To simplify this expression, we can use the difference of squares formula which states that (a + b)(a - b) = a^2 - b^2. In this case, a is sqrt(2) and b is 1. Therefore, we can rewrite the expression as (sqrt(2) + 1)(sqrt(2) - 1). Using the formula, we get (2 - 1) which simplifies to 1. This leaves us with the simplified expression of 2 + sqrt(2).
The difference of squares formula is used to simplify expressions involving square roots. It allows us to eliminate the radical sign and simplify the expression to a more manageable form. In this case, it helps us to convert the division of two square roots into a sum of two square roots, making it easier to evaluate the expression.
No, we cannot simplify this expression to a whole number. The simplified form of 2 + sqrt(2) is an irrational number, which means it cannot be expressed as a fraction or a whole number. This is because the original expression contains an irrational number (sqrt(2)) and dividing it by another irrational number (sqrt(2) - 1) will result in an irrational number.
Yes, we can use a calculator to verify the simplification of this expression. However, it is important to note that calculators may not always give the exact simplified form because they use approximations. It is always best to understand the mathematical concepts behind the simplification process.

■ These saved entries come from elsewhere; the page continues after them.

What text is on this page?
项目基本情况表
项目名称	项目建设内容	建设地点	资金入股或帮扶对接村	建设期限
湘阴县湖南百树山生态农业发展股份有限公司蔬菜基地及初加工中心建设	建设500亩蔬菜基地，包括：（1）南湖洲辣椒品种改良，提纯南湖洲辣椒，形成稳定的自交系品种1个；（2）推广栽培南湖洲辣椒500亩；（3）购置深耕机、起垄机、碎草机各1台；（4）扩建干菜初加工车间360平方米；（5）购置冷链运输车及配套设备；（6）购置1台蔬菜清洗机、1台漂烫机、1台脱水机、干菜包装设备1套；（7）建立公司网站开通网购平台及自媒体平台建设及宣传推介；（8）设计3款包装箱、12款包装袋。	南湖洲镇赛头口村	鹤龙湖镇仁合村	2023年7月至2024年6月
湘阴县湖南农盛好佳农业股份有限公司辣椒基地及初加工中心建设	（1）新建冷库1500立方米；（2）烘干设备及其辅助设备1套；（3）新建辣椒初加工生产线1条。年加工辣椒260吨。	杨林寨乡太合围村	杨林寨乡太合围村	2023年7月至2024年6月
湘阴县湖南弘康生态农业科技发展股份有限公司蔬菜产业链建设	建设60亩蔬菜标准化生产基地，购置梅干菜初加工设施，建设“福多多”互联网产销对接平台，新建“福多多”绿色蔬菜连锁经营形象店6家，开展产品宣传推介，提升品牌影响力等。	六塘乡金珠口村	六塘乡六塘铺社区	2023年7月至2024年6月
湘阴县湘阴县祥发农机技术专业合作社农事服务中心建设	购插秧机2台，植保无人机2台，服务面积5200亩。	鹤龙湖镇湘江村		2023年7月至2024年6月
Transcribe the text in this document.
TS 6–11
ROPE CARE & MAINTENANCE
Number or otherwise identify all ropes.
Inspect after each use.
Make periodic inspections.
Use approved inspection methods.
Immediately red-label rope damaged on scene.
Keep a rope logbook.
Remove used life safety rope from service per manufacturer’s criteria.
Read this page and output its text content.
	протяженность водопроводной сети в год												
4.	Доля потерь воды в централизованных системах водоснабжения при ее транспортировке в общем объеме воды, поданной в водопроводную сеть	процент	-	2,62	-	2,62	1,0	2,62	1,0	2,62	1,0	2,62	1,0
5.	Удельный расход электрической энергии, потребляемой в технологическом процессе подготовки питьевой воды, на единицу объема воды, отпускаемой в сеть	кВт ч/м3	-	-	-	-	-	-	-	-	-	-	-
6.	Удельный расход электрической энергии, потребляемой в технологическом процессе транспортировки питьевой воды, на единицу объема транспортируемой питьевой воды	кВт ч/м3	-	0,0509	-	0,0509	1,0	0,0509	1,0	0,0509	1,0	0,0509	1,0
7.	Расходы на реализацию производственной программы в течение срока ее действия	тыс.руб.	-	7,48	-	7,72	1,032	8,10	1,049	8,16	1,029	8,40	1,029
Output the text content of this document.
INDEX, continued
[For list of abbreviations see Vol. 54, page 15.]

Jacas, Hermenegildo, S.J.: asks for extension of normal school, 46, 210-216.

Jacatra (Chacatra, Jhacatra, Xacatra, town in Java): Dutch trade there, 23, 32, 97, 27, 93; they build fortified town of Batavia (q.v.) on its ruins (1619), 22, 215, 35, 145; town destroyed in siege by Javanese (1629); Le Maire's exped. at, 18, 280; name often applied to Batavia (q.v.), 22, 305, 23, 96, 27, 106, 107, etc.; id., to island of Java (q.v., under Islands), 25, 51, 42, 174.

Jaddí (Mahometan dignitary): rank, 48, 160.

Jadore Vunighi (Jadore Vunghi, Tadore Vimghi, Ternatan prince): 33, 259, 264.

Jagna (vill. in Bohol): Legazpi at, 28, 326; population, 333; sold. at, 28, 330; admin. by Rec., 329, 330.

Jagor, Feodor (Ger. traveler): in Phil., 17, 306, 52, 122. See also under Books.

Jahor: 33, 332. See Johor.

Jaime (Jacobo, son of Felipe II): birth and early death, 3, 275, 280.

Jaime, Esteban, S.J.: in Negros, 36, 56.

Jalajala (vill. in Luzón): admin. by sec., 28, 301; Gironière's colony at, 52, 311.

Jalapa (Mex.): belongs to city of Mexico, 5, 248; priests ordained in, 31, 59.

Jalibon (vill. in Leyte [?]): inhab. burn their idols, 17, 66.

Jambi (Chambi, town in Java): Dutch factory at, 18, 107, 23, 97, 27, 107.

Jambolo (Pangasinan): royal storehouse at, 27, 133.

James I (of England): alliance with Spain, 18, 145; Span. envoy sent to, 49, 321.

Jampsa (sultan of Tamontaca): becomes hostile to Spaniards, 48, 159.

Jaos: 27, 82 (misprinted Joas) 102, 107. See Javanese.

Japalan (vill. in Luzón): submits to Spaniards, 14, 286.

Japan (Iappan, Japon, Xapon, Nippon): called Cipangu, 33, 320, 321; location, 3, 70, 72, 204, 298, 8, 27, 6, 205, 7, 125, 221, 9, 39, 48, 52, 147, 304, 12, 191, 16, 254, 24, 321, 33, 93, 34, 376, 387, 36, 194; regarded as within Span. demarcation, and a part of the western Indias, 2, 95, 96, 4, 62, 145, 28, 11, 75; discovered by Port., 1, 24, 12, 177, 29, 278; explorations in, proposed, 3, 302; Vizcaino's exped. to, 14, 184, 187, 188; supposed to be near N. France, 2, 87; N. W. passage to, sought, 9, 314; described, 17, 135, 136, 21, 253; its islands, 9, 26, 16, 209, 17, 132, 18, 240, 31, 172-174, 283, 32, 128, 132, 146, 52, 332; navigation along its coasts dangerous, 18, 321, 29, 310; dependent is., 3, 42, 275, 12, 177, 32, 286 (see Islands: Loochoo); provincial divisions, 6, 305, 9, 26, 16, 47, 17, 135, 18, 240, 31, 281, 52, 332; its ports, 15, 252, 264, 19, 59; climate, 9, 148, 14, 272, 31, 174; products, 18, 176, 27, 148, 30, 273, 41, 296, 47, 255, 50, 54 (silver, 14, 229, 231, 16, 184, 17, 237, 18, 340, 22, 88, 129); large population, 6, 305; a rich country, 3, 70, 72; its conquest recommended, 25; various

Yes, there are other methods to simplify this expression. One method is to rationalize the denominator by multiplying both the numerator and denominator by the conjugate of the denominator, which in this case is sqrt(2) + 1. This will eliminate the square root in the denominator, and we will be left with 2 + sqrt(2). However, the difference of squares formula is the most efficient method to simplify this particular expression.